Addressing about 50 of the miners who had assembled at The Employment Bureau of Africa (TEBA) offices in Maseru on Friday, Mr Tseka said the workers had until Wednesday “to take up the
M 11 500 the mine is prepared to pay or face the consequences, which will not be very appealing to anyone.”
Mr Tseka emphasised it was up to each individual to make his choice, adding: “Do not get us wrong. We are not going to force anyone to take up the offer or return to work against their will; we are simply stating the facts and what we can afford.”
Mr Tseka further said those willing to return to work should indicate so as a matter of urgency.
“Those of you who are ready to accept our offer and return to work should contact us as soon as possible by phone or email, or even now. We will make sure that you get the contact details before we leave the country,” Mr Tseka said.
“We know you also don’t like the fact that you are at home and you are not receiving anything to maintain your families.
“What we are trying to do is work towards an amicable solution which shall benefit both the company and you, the workers. We are working hard to avoid a situation where we’ll be forced to protect the company’s interests at the expense of the workers.”

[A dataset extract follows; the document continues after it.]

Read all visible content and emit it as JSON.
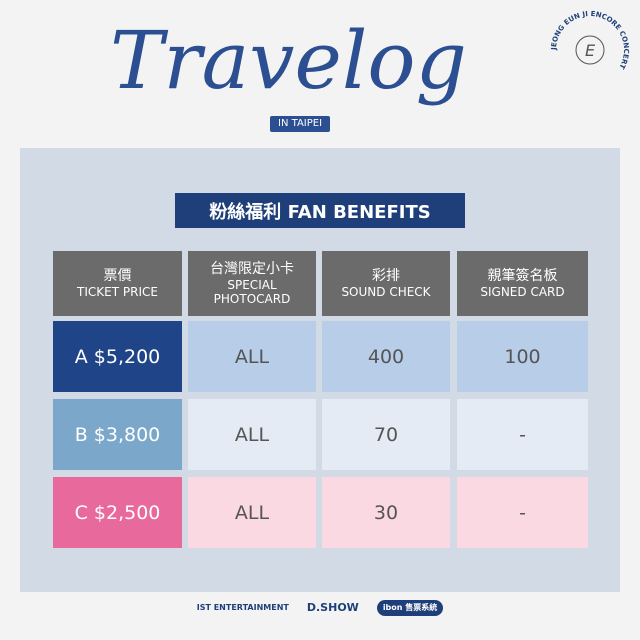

Mr Tseka explained after the wage-negotiations with Amcu reached a deadlock, the Lonmin management had decided to meet the employees directly to make the wage offer.

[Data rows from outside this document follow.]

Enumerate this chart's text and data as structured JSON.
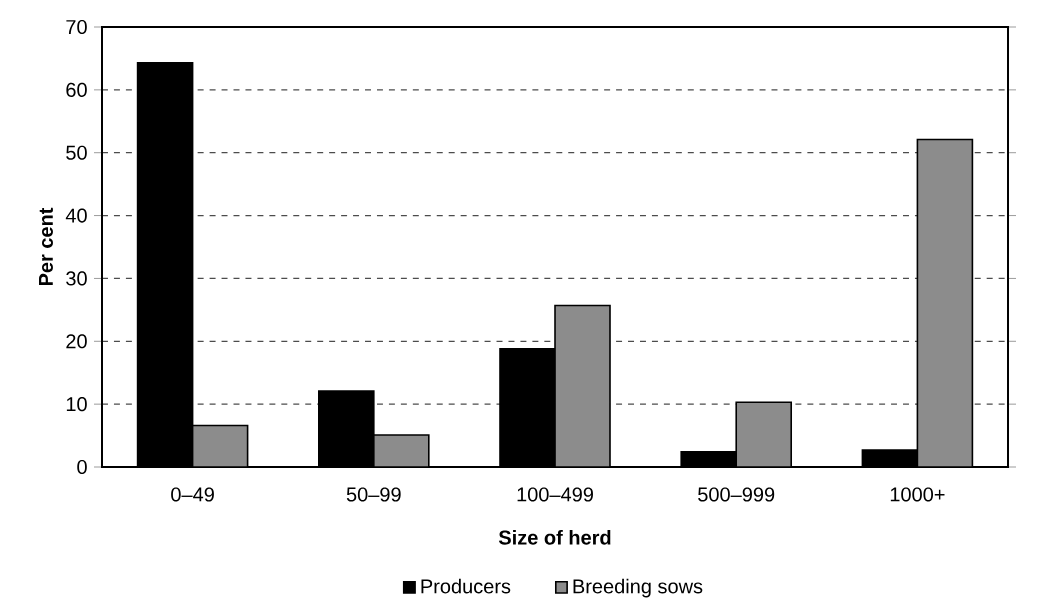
{
  "chart_data": {
    "type": "bar",
    "xlabel": "Size of herd",
    "ylabel": "Per cent",
    "categories": [
      "0–49",
      "50–99",
      "100–499",
      "500–999",
      "1000+"
    ],
    "series": [
      {
        "name": "Producers",
        "color": "#000000",
        "values": [
          64.3,
          12.1,
          18.8,
          2.4,
          2.7
        ]
      },
      {
        "name": "Breeding sows",
        "color": "#8c8c8c",
        "values": [
          6.6,
          5.1,
          25.7,
          10.3,
          52.1
        ]
      }
    ],
    "ylim": [
      0,
      70
    ],
    "yticks": [
      0,
      10,
      20,
      30,
      40,
      50,
      60,
      70
    ],
    "grid": "y",
    "legend": "bottom"
  }
}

According to Mr Tseka, Lonmin had sent its representatives to Lesotho, Botswana, Swaziland and Mozambique to make the offer directly to the miners.
“We understood some of our workers had gone back to their home countries when the strike was showing no signs of abating; that is why we came here
where you are based,” Mr Tseka said.
“We are aware that time is running out and both parties, which is the company and you, the employees, are suffering. That is why we are asking you to come back to work.”

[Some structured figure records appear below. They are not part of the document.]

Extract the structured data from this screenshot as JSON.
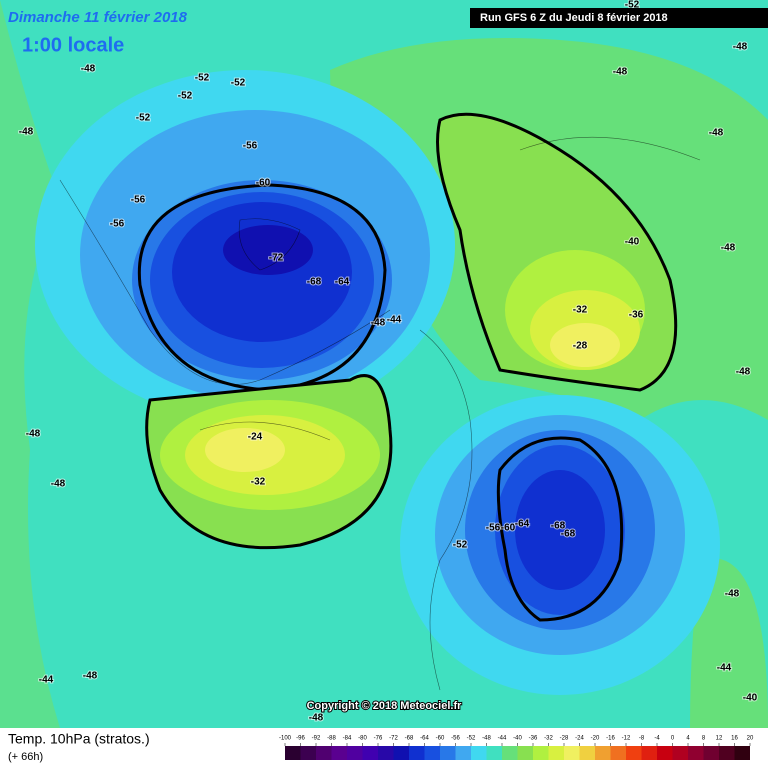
{
  "header": {
    "date": "Dimanche 11 février 2018",
    "time": "1:00 locale",
    "run": "Run GFS 6 Z du Jeudi 8 février 2018"
  },
  "copyright": "Copyright © 2018 Meteociel.fr",
  "footer": {
    "variable": "Temp. 10hPa (stratos.)",
    "lead": "(+ 66h)"
  },
  "colorbar": {
    "ticks": [
      -100,
      -96,
      -92,
      -88,
      -84,
      -80,
      -76,
      -72,
      -68,
      -64,
      -60,
      -56,
      -52,
      -48,
      -44,
      -40,
      -36,
      -32,
      -28,
      -24,
      -20,
      -16,
      -12,
      -8,
      -4,
      0,
      4,
      8,
      12,
      16,
      20
    ],
    "colors": [
      "#2a0030",
      "#3c0050",
      "#500070",
      "#5a0090",
      "#5000a0",
      "#4000b0",
      "#2808a8",
      "#1010b0",
      "#1030d0",
      "#1850e0",
      "#2878e8",
      "#40a8f0",
      "#40d8f0",
      "#40e0c0",
      "#66e07a",
      "#88e050",
      "#b0f040",
      "#d8f040",
      "#f0f060",
      "#f0d040",
      "#f0a030",
      "#f07020",
      "#f04010",
      "#e02010",
      "#c80010",
      "#b00020",
      "#900030",
      "#700030",
      "#500020",
      "#300010"
    ]
  },
  "contour_labels": [
    -48,
    -52,
    -52,
    -52,
    -52,
    -48,
    -56,
    -56,
    -56,
    -60,
    -72,
    -68,
    -64,
    -48,
    -44,
    -48,
    -52,
    -48,
    -48,
    -40,
    -48,
    -32,
    -36,
    -28,
    -48,
    -48,
    -32,
    -24,
    -48,
    -52,
    -56,
    -60,
    -64,
    -68,
    -68,
    -48,
    -44,
    -44,
    -48,
    -40,
    -48
  ]
}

However, the Basotho miners — who did not want the media around during the meeting with the Lonmin management, accusing journalists of being “troublemakers and promoting unrest” — said they were willing to go back to work, but feared for their safety.
“We don’t have a problem with going back to work; the only concern is our safety because when we went on strike, it was a collective decision. The entire workforce went on strike, so at the moment, we don’t know how the other workers feel about returning to work with our initial conditions not having been met.
“We are afraid that if we turn up for work on Wednesday, we might find people who will fight us for reporting for duty,” one of the workers, who refused to identify himself for fear of
victimisation, told the management.
“The best way to resolve this is for you to go back and meet with our representatives back in South Africa, because we are not sure if we will be safe when we return to work.”

Meanwhile, when the Sunday Express asked Mr Nkhoma about the workers’ safety should they return to work against the wishes of Amcu, he said: “We are trying to come up with solutions here, and if they don’t work out, there will be bitter consequences.
“On the issue of the workers’ safety, we have already talked to the South African government, who have assured us that the workers will be protected. We are not even saying the workers should
go there to fight but to return to work.”